Hacker News new | ask | show | jobs
by reallycurious 4287 days ago
is this better than the terrassect OCR?
3 comments

I think that's a sort of apples and pears type of comparison.

Tessarect can be used everywhere, and is used dominantly on open platforms. This is a offering from Microsoft to be used on their platform only.

They may both be good, but they have widely different platform targets.

My guess is he meant better at actually OCR'ing text, not better for implementation.
what are you talking about? it is always about the results. OCR is a tool and it doesn't matter if runs on windows, linux, osx, phone, tablet, watch. if this microsoft OCR produce better results than terrassect, than people will simply create service running on windows (yes even on windows phone) and some kind of API to talk to it. the questions remains the same: does it produce better results than terrassect?

so far, this microsoft OCR is just bunch of words without any prove that it actually works, what so ever. show me some pictures or videos of results.

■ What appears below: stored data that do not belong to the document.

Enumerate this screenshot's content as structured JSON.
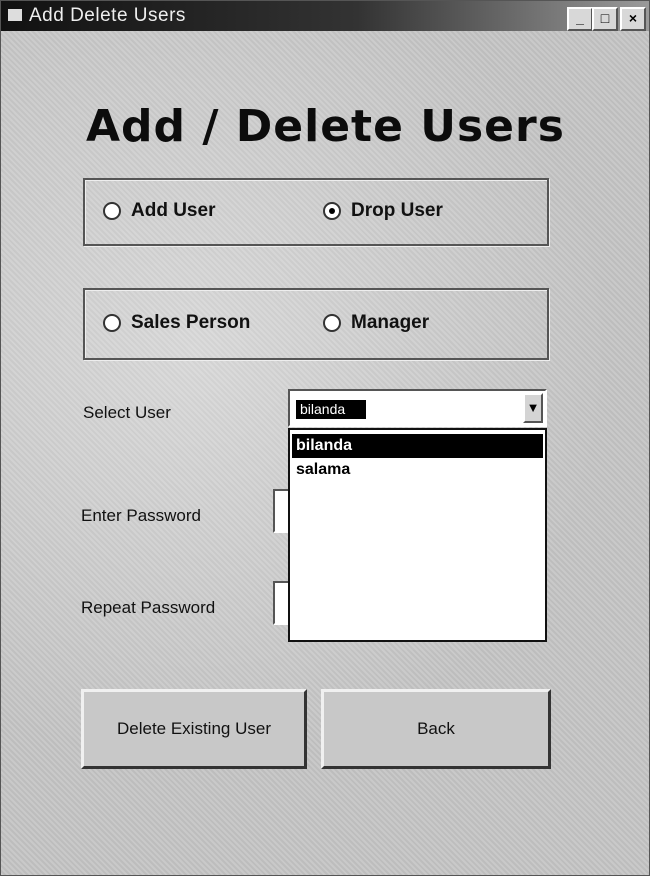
{
  "window": {
    "title": "Add Delete Users"
  },
  "titlebar_buttons": {
    "minimize": "_",
    "maximize": "□",
    "close": "×"
  },
  "heading": "Add / Delete Users",
  "action_group": {
    "add_user": {
      "label": "Add User",
      "checked": false
    },
    "drop_user": {
      "label": "Drop User",
      "checked": true
    }
  },
  "role_group": {
    "sales_person": {
      "label": "Sales Person",
      "checked": false
    },
    "manager": {
      "label": "Manager",
      "checked": false
    }
  },
  "form": {
    "select_user_label": "Select User",
    "enter_password_label": "Enter Password",
    "repeat_password_label": "Repeat Password"
  },
  "user_combo": {
    "selected": "bilanda",
    "options": [
      "bilanda",
      "salama"
    ]
  },
  "buttons": {
    "delete": "Delete Existing User",
    "back": "Back"
  }
}
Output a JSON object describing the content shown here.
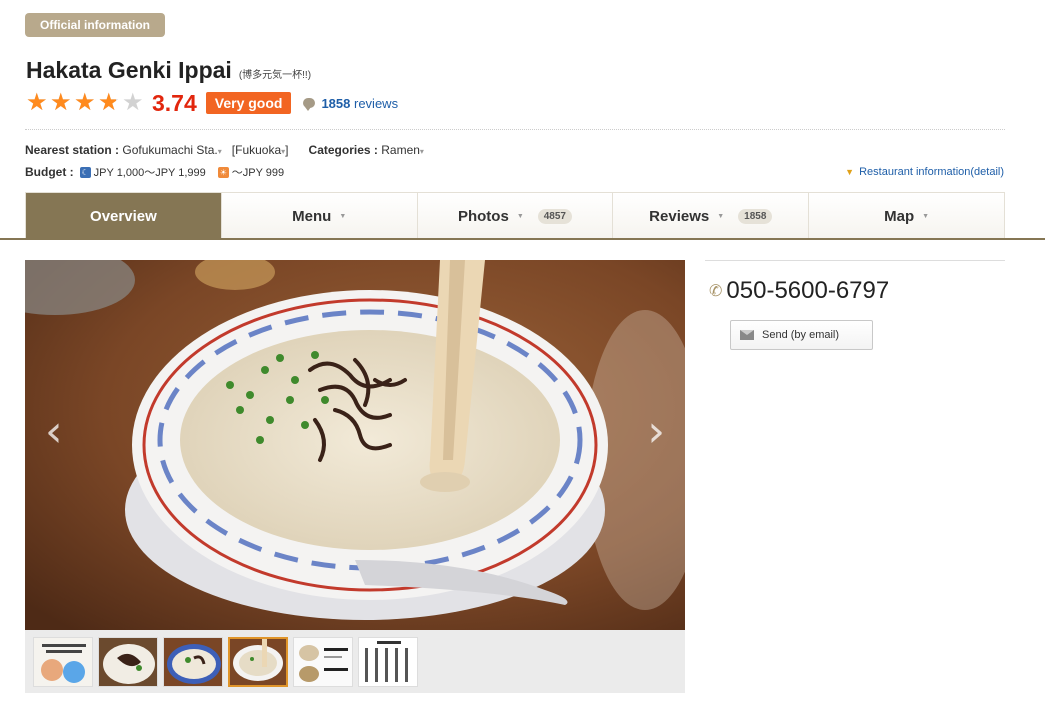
{
  "badge": "Official information",
  "restaurant": {
    "name": "Hakata Genki Ippai",
    "name_jp": "(博多元気一杯!!)"
  },
  "rating": {
    "stars": 3.74,
    "score": "3.74",
    "grade": "Very good",
    "review_count": "1858",
    "review_suffix": "reviews"
  },
  "info": {
    "station_label": "Nearest station :",
    "station": "Gofukumachi Sta.",
    "area": "[Fukuoka",
    "area_close": "]",
    "categories_label": "Categories :",
    "category": "Ramen",
    "budget_label": "Budget :",
    "budget_dinner": "JPY 1,000～JPY 1,999",
    "budget_lunch": "～JPY 999",
    "detail_link": "Restaurant information(detail)"
  },
  "tabs": [
    {
      "label": "Overview",
      "count": ""
    },
    {
      "label": "Menu",
      "count": ""
    },
    {
      "label": "Photos",
      "count": "4857"
    },
    {
      "label": "Reviews",
      "count": "1858"
    },
    {
      "label": "Map",
      "count": ""
    }
  ],
  "contact": {
    "phone": "050-5600-6797",
    "email_button": "Send (by email)"
  },
  "thumbnails": {
    "count": 6,
    "active_index": 3
  },
  "colors": {
    "accent": "#857654",
    "score": "#e2260d",
    "grade_badge": "#f26522",
    "star": "#ff8a1d",
    "link": "#1e5ea8"
  }
}
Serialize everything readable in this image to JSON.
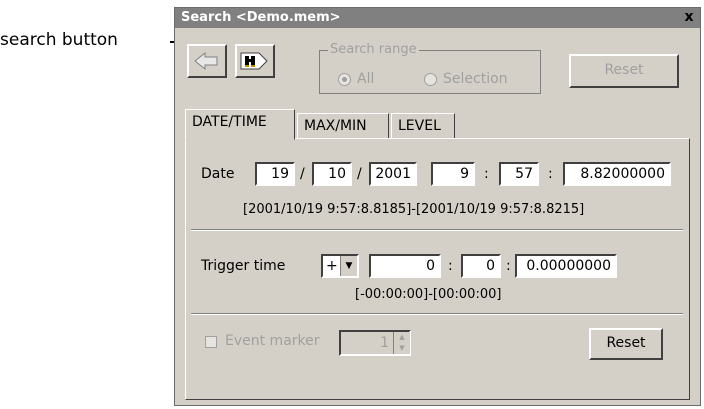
{
  "annotation": {
    "label": "search button"
  },
  "window": {
    "title": "Search <Demo.mem>",
    "close_glyph": "x"
  },
  "toolbar": {
    "back_icon": "back-arrow-icon",
    "search_icon": "binoculars-icon"
  },
  "search_range": {
    "title": "Search range",
    "options": [
      {
        "label": "All",
        "selected": true
      },
      {
        "label": "Selection",
        "selected": false
      }
    ],
    "reset_label": "Reset"
  },
  "tabs": [
    {
      "label": "DATE/TIME",
      "active": true
    },
    {
      "label": "MAX/MIN",
      "active": false
    },
    {
      "label": "LEVEL",
      "active": false
    }
  ],
  "date": {
    "label": "Date",
    "day": "19",
    "sep1": "/",
    "month": "10",
    "sep2": "/",
    "year": "2001",
    "hour": "9",
    "colon1": ":",
    "minute": "57",
    "colon2": ":",
    "second": "8.82000000",
    "range": "[2001/10/19 9:57:8.8185]-[2001/10/19 9:57:8.8215]"
  },
  "trigger": {
    "label": "Trigger time",
    "sign": "+",
    "hours": "0",
    "colon1": ":",
    "minutes": "0",
    "colon2": ":",
    "seconds": "0.00000000",
    "range": "[-00:00:00]-[00:00:00]"
  },
  "event_marker": {
    "label": "Event marker",
    "value": "1",
    "checked": false
  },
  "reset_bottom": {
    "label": "Reset"
  },
  "colors": {
    "dialog_bg": "#d4d0c8",
    "titlebar": "#808080",
    "disabled_text": "#a0a0a0"
  }
}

Thats the big question. Tesseract is pretty good, though quite slow I must say.
It depends on what is being scanned. Say you have a perfectly formatted image, directly taken from a scanner, it's a pretty darn quick process.

But from my experience, what adds to the slowness is pre-processing the image to make it suitable for OCR, especially tesseract. I still haven't found the magic combination of filters because every image is different, especially if your source them from users camera phones.